Both brokers predict double-digit growth for European earnings as the regional economy springs back to life after years of sluggish activity.
Global sentiment on equities has wavered in recent weeks as economic data from the United States shows signs of softening, though brokers say earnings are a more important factor for stock investors.
“The hard data for equities is earnings - and they are powering ahead. Q1 earnings season is very strong and revisions trends are positive and broad based,” said analysts at BAML in a note to clients.
U.S. economic growth in the first quarter was the slowest since 2014, data on Friday showed, though stocks shrugged off the numbers.
BAML expects European earnings to grow 15 percent in 2017, up from its previous prediction of 11 percent. It now forecasts the STOXX 600 index to rise to 420, more than 8 percent above current levels.
In the past week, $2.4 billion (1.87 billion pounds) was pumped into European equity funds, the highest since December 2015, BAML said, as more money that left the region last year returned.

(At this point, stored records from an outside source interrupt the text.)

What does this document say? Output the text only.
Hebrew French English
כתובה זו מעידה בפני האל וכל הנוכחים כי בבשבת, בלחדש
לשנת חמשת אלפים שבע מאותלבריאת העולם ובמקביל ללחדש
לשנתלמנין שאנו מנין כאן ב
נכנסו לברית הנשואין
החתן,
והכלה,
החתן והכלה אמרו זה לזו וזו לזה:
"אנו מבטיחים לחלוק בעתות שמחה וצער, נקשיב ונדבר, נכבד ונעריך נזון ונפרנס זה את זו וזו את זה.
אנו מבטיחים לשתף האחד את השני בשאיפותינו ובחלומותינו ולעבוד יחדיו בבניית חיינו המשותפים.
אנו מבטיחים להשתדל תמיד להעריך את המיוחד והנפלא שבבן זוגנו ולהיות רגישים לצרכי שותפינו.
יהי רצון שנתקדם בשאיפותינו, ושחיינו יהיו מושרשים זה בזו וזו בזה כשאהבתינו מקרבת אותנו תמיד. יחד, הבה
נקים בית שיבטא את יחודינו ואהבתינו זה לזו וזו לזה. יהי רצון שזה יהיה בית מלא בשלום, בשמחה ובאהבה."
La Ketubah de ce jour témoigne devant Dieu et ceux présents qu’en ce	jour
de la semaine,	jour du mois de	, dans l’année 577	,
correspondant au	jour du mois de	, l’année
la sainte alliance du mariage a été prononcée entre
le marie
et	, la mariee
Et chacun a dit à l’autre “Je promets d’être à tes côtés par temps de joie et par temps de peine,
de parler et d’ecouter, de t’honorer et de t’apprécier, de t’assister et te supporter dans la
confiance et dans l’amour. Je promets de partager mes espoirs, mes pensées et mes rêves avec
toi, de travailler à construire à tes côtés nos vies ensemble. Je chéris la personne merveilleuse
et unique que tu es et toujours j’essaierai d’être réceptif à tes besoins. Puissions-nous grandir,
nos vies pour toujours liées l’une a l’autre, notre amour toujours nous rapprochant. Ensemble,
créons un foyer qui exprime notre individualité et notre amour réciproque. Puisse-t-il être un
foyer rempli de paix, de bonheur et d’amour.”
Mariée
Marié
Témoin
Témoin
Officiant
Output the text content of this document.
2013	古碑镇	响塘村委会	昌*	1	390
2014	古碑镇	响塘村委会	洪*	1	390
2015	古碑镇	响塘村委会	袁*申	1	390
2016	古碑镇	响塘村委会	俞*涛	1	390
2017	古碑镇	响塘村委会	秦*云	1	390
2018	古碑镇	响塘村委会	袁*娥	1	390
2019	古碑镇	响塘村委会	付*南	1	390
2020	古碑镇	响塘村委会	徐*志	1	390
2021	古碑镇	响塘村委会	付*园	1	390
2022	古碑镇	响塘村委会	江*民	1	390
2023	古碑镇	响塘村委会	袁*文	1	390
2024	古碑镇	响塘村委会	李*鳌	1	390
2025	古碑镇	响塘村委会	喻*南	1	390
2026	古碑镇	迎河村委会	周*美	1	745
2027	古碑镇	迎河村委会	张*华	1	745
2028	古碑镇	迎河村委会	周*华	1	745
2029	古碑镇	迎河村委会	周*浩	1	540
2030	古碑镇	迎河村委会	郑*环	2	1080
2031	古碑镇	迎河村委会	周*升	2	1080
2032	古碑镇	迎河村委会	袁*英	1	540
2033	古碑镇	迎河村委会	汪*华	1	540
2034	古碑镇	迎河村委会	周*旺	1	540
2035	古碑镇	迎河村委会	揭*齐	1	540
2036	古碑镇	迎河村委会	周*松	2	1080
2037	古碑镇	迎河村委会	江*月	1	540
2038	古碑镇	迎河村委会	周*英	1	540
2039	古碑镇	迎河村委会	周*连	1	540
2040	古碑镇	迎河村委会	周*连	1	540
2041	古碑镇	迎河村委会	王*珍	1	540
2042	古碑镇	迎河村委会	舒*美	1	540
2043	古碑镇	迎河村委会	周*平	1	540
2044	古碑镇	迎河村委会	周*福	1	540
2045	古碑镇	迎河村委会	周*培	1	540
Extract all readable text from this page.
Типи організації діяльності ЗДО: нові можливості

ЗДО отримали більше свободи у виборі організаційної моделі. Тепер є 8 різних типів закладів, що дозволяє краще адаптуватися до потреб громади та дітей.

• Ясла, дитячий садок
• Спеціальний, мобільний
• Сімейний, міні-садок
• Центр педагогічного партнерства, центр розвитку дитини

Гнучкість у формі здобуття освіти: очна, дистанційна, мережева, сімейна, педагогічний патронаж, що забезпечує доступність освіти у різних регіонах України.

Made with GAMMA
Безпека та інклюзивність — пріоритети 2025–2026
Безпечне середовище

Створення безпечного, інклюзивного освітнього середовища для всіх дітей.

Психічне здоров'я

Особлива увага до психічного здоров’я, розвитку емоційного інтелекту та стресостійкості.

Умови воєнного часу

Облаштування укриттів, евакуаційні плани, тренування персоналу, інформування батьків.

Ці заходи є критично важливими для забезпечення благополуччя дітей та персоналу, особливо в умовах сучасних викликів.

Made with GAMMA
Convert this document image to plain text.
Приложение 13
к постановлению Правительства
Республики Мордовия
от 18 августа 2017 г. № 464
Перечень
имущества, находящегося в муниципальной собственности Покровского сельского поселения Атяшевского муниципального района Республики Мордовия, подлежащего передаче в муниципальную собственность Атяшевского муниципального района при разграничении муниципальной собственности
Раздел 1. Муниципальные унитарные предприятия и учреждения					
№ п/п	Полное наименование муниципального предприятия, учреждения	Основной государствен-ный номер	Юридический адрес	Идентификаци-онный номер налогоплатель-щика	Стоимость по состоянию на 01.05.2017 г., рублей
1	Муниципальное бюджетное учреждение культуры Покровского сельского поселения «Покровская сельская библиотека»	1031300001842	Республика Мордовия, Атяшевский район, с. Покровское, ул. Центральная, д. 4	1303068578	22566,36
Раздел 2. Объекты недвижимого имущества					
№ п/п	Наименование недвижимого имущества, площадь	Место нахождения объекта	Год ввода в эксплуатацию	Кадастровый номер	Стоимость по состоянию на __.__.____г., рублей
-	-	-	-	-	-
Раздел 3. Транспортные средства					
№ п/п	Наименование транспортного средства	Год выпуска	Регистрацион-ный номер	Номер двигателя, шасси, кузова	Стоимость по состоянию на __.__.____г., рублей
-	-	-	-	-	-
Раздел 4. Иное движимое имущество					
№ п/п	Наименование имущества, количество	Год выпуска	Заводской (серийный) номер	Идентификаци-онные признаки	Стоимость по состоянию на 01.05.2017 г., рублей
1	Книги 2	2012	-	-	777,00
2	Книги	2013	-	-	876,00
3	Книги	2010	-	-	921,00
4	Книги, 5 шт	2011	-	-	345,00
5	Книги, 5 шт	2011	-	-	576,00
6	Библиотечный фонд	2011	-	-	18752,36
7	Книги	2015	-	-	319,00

Fading political risks after the first round of the French presidential election and the return of investor inflows are likely to underpin valuations that are still running about 10 percent below the peaks seen two years ago, BAML said.
Overall, European earnings are forecast to grow more than 12 percent over the next year, according to Thomson Reuters data.
“If earnings surprise to the upside relative to consensus, it would go a long way towards addressing some concerns around ‘hard’ data,” Morgan Stanley strategists said.
The two brokers added to a string of bullish calls on equities in Europe, a region which has seen earnings disappointment and political risk dampen appetite for its stocks.
Strategists at Deutsche Bank, who also see earnings in Europe rising 10 percent this year, struck a more cautious note.
European equities are already priced for a ‘goldilocks’ scenario of strong growth, low interest rates and diminishing uncertainty, leaving little scope for disappointments, Deutsche strategists said.
The recent pullback in commodity prices, particularly metals, suggests the resources sector .SXPP, which has contributed significantly to the rebound in earnings forecasts, could come under pressure, Deutsche said.
That puts the European broker at odds with BAML who upgraded their stance on resources shares to “overweight” on the view that the global reflation trade has more room to run and recent weakness was, in fact, an opportunity for investors.
Morgan Stanley includes banks and energy stocks among its most favoured sectors in Europe.